Sarasota Leaders Will Make Their Pitch For The City's First Black Cultural Center And Museum
Sarasota has a rich legacy when it comes to African American history. The actions and accomplishments of black activists during the Civil Rights Movement of the 1960s are listed on the U.S. Civil Rights Trail right along with important historical destinations like Selma and Birmingham.
In 2015, the City of Sarasota funded the Newtown Conservation Historic District project now known as “Newtown Alive.” A team documented the African American community’s history in two phases, a research report and multi-media products.
On Monday, stakeholders will make a pitch for a permanent cultural center and history museum before Sarasota City Commissioners.
WUSF's Cathy Carter spoke with Vickie Oldham, president of the Sarasota African American Cultural Coalition about the proposed facility.
Vickie, can you give us a preview of what you and your colleagues will be presenting to Sarasota City Commissioners on Monday?
We will be describing the sites that we looked at for the establishment of this facility, and we vetted about 20. But we've come up with one site that fits the bill. It's located in the community so that it's accessible to the people who live in the community. And so, on Monday night, we will be asking for permission to go ahead and develop that African American Art Center and History Museum on city land, that's an extension of the Leonard Reid house.
The Leonard Reid house, and a permanent facility would be located in Newtown, a very historic black neighborhood in Sarasota. You grew up in Newtown, can you just share with us one story about some of the history that unfolded while you were growing up?
Gosh, you're talking about some fierce civil rights pioneers, who were in our community. They asserted their rights. I'm remembering our big story and that is about beach integration, and how it all came about. You know, one little lady by the name of Mary Emma Jones marched up to the county commission and asked for a colored beach. That was the term at the time, and Sarasota County Commissioners blew her off. The next year, Neil Humphrey, the first NAACP president, he organized a wade-in. And after church on Sunday afternoons, people would pile into cars and make a ride out to the beach, Lido, in a car caravan. They would go out there and wade in the water, and then drive back to their community. They faced jeers and shouting and so forth. But they kept going, and they never stopped. That is a big story for me. And that is what does my heart so good. And so, I'm wanting to tell that story in that African American Art Center and History Museum and tourists will be coming through as well and they'll understand why these beaches are open to everyone as a result of African American pioneers in the Newtown community.

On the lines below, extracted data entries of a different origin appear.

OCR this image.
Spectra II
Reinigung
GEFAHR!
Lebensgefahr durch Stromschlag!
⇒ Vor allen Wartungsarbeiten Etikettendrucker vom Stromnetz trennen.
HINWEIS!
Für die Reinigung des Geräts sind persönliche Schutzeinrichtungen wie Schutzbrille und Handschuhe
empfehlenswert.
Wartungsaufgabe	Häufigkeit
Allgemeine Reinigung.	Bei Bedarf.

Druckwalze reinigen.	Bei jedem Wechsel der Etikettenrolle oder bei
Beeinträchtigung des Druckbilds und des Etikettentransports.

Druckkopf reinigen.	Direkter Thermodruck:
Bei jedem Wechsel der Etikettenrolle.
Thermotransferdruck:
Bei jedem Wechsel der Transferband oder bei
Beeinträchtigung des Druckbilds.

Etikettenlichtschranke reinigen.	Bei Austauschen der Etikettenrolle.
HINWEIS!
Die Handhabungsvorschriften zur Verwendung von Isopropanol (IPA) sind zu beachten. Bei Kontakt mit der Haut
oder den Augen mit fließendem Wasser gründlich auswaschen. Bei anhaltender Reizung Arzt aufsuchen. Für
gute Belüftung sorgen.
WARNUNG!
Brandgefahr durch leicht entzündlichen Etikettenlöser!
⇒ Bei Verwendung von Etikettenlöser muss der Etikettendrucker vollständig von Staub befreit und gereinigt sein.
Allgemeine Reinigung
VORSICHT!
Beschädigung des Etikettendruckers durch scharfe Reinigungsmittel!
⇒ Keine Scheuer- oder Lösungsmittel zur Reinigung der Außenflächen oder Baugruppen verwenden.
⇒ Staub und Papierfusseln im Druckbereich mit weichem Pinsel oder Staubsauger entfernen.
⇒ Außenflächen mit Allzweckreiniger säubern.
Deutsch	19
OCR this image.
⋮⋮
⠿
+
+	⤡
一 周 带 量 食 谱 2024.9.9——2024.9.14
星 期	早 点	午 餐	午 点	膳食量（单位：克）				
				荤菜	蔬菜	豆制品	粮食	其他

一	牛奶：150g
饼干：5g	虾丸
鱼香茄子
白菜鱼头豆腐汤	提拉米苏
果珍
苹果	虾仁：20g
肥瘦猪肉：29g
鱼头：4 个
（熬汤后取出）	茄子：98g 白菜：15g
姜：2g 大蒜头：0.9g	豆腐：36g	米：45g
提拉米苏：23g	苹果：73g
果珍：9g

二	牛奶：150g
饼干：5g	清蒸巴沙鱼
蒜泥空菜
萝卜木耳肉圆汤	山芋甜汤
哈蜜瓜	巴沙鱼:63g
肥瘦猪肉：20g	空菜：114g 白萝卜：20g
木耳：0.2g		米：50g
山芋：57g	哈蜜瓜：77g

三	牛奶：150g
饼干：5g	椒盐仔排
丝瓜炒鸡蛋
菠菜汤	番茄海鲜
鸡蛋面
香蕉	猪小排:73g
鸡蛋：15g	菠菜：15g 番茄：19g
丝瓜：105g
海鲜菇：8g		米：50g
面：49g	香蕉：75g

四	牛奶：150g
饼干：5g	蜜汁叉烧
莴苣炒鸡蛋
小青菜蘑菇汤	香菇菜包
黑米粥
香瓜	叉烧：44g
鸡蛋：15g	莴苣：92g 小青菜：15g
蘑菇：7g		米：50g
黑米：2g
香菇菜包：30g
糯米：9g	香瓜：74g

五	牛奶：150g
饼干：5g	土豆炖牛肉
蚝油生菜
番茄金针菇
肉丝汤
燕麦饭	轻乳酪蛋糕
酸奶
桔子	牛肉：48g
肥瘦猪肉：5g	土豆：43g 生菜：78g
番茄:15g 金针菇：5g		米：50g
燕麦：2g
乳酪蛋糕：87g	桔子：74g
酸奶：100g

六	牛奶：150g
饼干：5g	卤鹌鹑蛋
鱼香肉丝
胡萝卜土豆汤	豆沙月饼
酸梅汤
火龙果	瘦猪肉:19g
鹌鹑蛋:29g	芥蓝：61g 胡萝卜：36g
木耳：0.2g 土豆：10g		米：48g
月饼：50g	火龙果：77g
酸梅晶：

Well, can you talk about the significance of the effort to bring this center to the community at this point in history?
The timing could not be better. And to think that we started this project in 2015, and developed all of these resources. And then now, the interest level is through the roof. You can't turn the TV on, or listen to radio shows, without hearing stories about what's going on in our country. But you know what, we'll have a place for lectures where we can discuss some of the difficult topics that America is having today, around this racial reckoning that we're experiencing. We need to get together and talk to one another.
So, it sounds like the vision is for this is to be a real community center and more than just a museum.
Absolutely. And you hit it right on the nail. We want our residents to get a better understanding about how African Americans built the infrastructure of Sarasota. They built the roads, the bridges, the rail roads and everyone needs to know that, not just residents, but our tourists who visit. And so, I'm so glad that Sarasota began its work early on, and so we're ready now. It's time for this facility.